Before the surgical procedure, the rats were divided into two groups. One remained sedentary, and the other was given exercise training that consisted of running at 60% of maximum aerobic capacity for an hour a day, five days a week.
After four weeks of exercise training, the surgery was performed, and the muscular dysfunction induced by sciatic nerve injury was found to be less aggressive in the aerobic exercise group than in the sedentary group. Functional and biochemical parameters in the affected muscles were also evaluated at that time.
“The exercise training increased autophagic flux and hence reduced dysfunctional protein levels in the muscles of the animals. At the same time, the exercise improved the muscle tissue’s contractility properties,” said the FAPESP scholarship holder.
“Exercise is a transient stress that leaves a memory in the organism, in this case via the autophagic system,” Ferreira explained. “When the organism is subjected to other kinds of stress, it’s better prepared to respond and combat the effects.”
Proof of concept
The researchers performed two other experiments designed to investigate the link between exercise and autophagy more deeply. One experiment used mice in which the autophagy-related gene ATG7 was silenced in the skeletal muscle.
ATG7 encodes a protein responsible for synthesizing a vesicle called the autophagosome that forms around dysfunctional organelles and transports them to the lysosome, where they are broken down and digested.
This experiment validated the importance of autophagy in muscle biology because ATG7 knockout mice that had not been subjected to sciatic nerve ligation nevertheless displayed muscular dysfunction.
In the other experiment, muscles from rats with sciatic nerve injury and control rats (without the injury) were treated with a drug called chloroquine, which inhibits autophagy by raising the lysosomal pH (alkalinity) and hence prevents the degradation of defective proteins.
“The tests showed less muscle strength in the control animals treated with the drug than in the untreated group. Chloroquine had no effect on the muscles of rats with sciatic nerve injury, proving that the inhibition of autophagy is critical to muscular dysfunction caused by the lack of stimulus,” Ferreira said.
The researchers stress that their studies do not aim to find a treatment for sciatica, one of the most common types of pain. The idea is to use the experimental model in further research to understand the cellular processes involved in muscle dysfunction. This will facilitate the development of new drugs and nonpharmacological interventions capable of minimizing or reversing an increasingly serious problem in contemporary societies, namely, muscle weakness and atrophy due to a lack of movement, especially among the elderly.

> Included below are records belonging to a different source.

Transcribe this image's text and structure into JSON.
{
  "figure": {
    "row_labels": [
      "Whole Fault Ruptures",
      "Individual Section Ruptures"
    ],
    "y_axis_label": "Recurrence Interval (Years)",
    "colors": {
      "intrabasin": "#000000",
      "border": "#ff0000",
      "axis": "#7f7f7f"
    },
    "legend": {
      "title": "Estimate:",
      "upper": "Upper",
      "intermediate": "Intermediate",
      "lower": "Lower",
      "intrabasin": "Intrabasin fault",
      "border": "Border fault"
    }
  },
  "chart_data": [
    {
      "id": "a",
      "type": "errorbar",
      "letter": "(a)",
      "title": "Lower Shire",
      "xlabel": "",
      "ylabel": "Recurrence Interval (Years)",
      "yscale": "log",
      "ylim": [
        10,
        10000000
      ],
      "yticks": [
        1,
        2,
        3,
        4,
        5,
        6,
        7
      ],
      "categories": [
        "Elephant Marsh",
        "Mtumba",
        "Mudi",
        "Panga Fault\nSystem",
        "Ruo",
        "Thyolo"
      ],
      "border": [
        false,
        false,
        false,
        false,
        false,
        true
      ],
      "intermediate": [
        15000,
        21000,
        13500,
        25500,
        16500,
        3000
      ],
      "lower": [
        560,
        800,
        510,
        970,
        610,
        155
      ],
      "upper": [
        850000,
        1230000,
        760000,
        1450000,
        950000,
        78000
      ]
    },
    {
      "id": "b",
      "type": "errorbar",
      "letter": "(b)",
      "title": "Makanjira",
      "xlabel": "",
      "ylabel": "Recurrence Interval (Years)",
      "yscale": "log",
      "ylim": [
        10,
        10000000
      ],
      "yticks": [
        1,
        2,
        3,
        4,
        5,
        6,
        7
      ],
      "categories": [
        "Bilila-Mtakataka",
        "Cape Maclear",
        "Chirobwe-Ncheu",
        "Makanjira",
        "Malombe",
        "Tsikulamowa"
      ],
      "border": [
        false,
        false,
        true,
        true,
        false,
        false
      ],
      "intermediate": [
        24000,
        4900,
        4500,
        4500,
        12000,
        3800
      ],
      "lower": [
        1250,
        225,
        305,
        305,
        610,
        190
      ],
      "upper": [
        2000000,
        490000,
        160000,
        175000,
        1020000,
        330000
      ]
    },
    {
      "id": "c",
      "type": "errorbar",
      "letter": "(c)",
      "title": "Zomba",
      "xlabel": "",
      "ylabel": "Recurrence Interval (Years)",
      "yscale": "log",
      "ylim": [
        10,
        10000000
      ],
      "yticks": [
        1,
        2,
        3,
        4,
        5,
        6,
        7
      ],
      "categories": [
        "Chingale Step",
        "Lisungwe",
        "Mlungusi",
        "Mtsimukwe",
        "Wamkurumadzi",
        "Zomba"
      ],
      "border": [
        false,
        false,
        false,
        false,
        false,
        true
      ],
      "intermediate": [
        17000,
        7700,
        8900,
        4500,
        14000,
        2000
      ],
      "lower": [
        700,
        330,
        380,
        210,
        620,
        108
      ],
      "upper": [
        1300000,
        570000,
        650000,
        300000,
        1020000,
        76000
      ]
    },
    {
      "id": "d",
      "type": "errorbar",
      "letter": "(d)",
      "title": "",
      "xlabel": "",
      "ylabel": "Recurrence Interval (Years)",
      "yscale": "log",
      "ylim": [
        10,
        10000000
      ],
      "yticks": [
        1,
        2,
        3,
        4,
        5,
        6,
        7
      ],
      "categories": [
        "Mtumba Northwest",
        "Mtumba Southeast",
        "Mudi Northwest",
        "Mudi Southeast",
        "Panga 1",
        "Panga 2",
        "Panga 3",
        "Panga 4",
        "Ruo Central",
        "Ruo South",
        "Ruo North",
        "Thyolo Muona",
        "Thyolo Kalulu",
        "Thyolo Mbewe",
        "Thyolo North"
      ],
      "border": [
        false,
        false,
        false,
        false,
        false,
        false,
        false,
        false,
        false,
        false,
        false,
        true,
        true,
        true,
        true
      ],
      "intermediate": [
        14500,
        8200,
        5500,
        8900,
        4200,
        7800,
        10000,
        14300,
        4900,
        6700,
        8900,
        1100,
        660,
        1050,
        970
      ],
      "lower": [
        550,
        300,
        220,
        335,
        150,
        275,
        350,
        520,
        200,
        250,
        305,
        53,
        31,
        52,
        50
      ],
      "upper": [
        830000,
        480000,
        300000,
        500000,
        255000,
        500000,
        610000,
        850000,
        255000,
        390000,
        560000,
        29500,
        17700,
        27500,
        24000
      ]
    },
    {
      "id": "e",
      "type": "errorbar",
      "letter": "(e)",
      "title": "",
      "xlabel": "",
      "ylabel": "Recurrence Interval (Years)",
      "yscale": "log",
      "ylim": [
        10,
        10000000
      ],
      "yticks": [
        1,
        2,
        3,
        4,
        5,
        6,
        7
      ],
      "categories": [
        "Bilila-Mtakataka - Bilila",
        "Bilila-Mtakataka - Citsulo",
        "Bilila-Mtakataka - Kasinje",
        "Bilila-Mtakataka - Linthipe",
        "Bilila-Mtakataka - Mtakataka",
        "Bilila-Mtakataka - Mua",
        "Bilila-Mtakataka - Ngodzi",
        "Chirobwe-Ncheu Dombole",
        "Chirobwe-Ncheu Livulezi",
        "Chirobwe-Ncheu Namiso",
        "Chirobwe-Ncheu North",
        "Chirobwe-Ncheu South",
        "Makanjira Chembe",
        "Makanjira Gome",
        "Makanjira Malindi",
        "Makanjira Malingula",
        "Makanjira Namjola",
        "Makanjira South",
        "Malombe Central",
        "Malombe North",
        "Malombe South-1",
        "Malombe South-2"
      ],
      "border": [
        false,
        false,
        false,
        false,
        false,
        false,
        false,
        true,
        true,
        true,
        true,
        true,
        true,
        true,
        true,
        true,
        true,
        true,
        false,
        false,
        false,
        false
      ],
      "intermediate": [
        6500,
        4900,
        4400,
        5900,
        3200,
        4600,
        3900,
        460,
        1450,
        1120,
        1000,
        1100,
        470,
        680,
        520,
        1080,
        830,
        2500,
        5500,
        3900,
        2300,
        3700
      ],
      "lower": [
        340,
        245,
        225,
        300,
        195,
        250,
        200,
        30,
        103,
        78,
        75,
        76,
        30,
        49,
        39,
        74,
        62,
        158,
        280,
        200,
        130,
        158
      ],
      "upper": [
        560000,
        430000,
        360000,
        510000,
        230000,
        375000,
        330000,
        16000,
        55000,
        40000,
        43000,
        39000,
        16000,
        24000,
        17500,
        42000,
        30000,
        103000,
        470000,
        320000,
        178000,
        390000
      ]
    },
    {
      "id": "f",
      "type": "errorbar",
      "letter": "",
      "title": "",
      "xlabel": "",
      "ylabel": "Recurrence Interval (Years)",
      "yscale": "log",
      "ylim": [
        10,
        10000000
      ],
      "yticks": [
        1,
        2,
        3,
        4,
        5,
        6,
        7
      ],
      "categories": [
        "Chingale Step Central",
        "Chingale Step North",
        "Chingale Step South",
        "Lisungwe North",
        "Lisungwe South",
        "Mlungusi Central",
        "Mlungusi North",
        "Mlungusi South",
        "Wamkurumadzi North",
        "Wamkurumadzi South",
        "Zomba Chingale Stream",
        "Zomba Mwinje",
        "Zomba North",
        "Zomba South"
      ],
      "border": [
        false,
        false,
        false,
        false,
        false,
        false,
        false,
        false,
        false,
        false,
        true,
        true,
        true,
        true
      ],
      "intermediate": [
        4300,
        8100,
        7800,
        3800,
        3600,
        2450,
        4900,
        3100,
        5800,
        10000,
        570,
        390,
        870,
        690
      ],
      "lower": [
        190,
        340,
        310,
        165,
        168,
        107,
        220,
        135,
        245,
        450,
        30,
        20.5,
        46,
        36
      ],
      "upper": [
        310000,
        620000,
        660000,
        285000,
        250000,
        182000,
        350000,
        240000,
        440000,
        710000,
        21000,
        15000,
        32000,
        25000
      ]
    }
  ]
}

“If we can identify a molecule that selectively keeps the autophagic system on alert, in a similar manner to what happens during physical exercise, we may be able to develop a drug that can be given to people with muscle dysfunction due to a lack of stimulus, such as patients with immobilized limbs, people who are bedridden for long periods, and even patients with [degenerative] muscular diseases,” Ferreira said.